3 Cannibals Can Be Easily Rationalized With
The Ugandan Giant Kamala could be the most racist gimmick in wrestling history and we already started to touch upon why. Kamala, who was actually a man from Mississippi named Jim, purported to be an uncultured savage from the wilds of Africa, completely unable to communicate outside of grunts and belly slaps, and potentially even a cannibal capable of murdering members of the audience and eating them for dinner. That is, were it not for the thankless efforts of his “handler” Kim Chee, a dude in a mask who pushed Kamala forcefully enough that his cannibalistic urges momentarily subsided. The fact kimchee is also a Korean dish was apparently mere coincidence. Regardless, the point is that WWE managed to take a racist idea like Kamala and make it even more racist by claiming a dude in a whiteface mask could civilize a savage in a manner of seconds, and yet the savage would immediately regress to his or her uncivilized nature moments later, as soon as the masked handler stepped away.

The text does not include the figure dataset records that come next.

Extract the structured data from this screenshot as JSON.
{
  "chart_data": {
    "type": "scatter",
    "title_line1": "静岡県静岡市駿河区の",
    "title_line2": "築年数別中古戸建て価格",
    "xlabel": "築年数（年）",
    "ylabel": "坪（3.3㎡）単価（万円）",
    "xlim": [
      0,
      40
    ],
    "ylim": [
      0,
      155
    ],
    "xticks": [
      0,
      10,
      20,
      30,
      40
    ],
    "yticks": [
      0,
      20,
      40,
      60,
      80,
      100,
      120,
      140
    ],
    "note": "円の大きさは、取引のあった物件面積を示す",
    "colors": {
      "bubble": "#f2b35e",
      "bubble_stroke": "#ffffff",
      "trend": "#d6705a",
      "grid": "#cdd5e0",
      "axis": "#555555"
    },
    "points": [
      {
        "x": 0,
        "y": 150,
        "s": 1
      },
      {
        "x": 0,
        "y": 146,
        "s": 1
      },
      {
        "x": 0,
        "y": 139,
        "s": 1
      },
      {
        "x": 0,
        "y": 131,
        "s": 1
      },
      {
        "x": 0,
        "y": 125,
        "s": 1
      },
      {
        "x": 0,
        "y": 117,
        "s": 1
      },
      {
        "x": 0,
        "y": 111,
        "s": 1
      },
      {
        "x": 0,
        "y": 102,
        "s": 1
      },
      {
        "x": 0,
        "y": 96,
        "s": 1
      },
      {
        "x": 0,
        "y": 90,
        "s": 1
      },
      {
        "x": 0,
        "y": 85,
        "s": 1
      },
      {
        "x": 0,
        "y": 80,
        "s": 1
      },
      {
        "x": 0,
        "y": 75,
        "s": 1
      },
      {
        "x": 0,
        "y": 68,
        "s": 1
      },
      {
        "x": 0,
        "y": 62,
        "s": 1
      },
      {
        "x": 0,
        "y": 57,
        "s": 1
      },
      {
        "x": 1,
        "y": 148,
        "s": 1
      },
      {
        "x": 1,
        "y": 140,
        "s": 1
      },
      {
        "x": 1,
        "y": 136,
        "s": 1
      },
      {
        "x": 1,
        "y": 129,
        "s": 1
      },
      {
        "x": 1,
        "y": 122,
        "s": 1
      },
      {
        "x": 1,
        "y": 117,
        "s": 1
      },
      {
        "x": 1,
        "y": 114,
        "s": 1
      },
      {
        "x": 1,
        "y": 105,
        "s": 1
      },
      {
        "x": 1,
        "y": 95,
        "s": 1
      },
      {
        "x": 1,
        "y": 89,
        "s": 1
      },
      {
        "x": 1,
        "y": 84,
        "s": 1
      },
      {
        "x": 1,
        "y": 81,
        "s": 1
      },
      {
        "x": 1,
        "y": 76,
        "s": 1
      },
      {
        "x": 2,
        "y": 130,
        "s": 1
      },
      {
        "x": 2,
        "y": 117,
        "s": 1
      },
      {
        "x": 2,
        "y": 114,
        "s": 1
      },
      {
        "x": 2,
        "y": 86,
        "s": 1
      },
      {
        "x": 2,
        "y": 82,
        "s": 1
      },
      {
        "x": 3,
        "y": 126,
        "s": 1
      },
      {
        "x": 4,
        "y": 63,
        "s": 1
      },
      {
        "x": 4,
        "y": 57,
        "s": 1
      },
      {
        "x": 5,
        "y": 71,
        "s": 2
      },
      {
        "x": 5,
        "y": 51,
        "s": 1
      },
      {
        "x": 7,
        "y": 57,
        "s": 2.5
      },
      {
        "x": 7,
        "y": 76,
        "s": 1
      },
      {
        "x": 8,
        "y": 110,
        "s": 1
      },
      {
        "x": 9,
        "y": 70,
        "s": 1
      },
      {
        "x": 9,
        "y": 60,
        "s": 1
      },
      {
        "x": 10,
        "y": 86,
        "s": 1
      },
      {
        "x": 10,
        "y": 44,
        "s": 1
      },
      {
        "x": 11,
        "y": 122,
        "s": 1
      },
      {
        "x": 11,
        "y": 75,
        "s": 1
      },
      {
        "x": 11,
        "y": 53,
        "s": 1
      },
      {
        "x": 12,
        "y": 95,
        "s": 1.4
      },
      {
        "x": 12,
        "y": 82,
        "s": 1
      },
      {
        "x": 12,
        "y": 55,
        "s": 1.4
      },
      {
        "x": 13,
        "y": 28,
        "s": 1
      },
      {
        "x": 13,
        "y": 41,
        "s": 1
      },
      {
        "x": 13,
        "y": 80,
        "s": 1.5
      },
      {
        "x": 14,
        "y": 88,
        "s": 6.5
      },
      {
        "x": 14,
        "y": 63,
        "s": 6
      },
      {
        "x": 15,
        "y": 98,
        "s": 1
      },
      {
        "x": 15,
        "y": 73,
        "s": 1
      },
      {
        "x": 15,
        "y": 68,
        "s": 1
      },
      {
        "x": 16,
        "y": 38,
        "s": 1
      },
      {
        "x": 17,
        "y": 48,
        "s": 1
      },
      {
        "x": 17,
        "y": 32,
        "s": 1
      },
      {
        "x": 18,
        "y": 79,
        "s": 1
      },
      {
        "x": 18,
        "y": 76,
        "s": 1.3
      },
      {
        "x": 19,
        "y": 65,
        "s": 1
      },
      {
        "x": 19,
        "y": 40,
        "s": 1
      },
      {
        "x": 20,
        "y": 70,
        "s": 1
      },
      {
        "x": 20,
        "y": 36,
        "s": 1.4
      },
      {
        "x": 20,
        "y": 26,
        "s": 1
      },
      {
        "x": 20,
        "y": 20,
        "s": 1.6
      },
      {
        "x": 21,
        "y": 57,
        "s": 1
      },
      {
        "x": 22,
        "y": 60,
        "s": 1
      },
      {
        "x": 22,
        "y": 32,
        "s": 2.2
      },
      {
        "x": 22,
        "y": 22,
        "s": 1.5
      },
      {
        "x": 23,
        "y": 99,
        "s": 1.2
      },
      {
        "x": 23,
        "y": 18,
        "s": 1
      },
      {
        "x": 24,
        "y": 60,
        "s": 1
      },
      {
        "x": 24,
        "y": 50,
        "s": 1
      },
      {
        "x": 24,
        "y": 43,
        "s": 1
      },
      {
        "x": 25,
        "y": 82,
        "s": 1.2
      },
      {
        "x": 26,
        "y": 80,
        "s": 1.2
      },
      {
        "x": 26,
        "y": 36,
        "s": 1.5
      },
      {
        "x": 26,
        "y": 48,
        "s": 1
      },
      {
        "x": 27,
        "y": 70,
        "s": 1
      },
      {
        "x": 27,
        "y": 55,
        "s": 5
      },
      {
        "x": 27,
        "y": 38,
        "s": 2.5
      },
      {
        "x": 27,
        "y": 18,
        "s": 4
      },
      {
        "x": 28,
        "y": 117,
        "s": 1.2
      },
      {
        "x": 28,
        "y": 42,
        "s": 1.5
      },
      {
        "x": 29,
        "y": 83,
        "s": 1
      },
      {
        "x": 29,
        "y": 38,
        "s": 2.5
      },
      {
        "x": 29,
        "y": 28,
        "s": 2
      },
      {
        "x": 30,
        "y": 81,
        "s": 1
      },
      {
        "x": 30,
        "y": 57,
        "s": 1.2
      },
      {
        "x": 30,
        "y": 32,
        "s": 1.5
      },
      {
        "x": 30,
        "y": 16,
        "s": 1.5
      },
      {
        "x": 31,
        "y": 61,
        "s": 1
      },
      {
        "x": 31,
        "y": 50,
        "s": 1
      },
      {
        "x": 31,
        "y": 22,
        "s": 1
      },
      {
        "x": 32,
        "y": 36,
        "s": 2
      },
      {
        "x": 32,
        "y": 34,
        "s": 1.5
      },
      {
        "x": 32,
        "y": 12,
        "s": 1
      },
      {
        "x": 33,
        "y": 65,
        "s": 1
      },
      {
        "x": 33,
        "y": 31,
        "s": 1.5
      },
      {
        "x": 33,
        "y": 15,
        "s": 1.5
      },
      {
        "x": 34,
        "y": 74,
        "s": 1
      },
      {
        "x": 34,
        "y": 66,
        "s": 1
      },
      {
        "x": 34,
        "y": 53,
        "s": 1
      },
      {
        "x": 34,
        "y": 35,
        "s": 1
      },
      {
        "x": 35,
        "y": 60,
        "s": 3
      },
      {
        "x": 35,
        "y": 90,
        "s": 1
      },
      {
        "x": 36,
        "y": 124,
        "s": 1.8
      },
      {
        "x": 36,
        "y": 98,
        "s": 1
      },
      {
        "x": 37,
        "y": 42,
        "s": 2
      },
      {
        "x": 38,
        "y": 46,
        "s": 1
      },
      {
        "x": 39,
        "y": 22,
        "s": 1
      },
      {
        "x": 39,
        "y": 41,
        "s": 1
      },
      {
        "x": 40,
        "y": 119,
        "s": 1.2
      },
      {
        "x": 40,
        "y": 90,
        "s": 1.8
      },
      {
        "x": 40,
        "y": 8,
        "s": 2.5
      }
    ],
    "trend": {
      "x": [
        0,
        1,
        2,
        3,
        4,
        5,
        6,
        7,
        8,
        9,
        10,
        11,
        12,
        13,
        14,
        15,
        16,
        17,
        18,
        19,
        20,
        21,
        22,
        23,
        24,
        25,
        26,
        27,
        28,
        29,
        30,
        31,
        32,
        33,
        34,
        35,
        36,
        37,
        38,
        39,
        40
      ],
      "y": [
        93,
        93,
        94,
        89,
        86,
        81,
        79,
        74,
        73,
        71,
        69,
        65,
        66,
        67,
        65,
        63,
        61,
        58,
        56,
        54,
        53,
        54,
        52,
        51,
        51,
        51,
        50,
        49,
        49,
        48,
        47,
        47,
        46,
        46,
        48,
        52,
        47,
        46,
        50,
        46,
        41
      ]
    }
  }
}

2 Irish People Are Literally Leprechauns
Anywhere outside of WWE, it would probably feel extremely weird to see “leprechaun” listed as a stereotype. Leprechauns are a unique form of cryptozoology, possibly part human, part mystical being, obviously entirely nonexistent in the actual world in which we live. And yet, multiple actual leprechauns have materialized throughout the wrestling world and no one even bats an eye when these folklorish faeries prance their way into the ring. The most famous wrestling leprechaun is Hornswoggle, although WCW had their own infamous Braun the Leprechaun. Chances are that neither of these talents were destined for wrestling greatness, but even talented wrestlers have been effected, considering the original gimmick of Becky Lynch wasn’t exactly that far off from the idea. The idea Irish people are leprechauns could be one stereotype that slightly extends out of wrestling, but whenever the concept presents itself in other media, everyone accepts something mystical is at foot. In WWE, though, mysticism is for The Undertaker and Ireland is apparently populated by dozens of real leprechauns.
1 Samoans Have Hard Heads
Many of the stereotypes on this list relate to wrestling, which should be a no-brainer. Only a few of them actually effect a wrestler’s performance in the ring, however, and number one on our list is maybe the weirdest of all in the way it actually has. In addition to apparently being uncivilized and language-less savages, according to WWE, people hailing from the Isle of Samoa have particularly hard heads, making headbutts more painful to receive and headshots completely ineffective forms of attack. This strange stereotype likely began with The Wild Samoans, who used wild headbutts in their offense to seem less polished and trained, and went on to teach their many offspring the gimmick. The trope was kept alive throughout WWE history as a result and the dreaded Samoan headbutt could survive even as some other tropes on this list start getting called out for their obvious negative ramifications. Samoans having hard heads is like Asian mist in that wrestling probably won’t ever let it go away and, as long as WWE finds a way to present it in a less bizarrely racist manner, fans probably will continue allowing them to do so without complaining too loudly.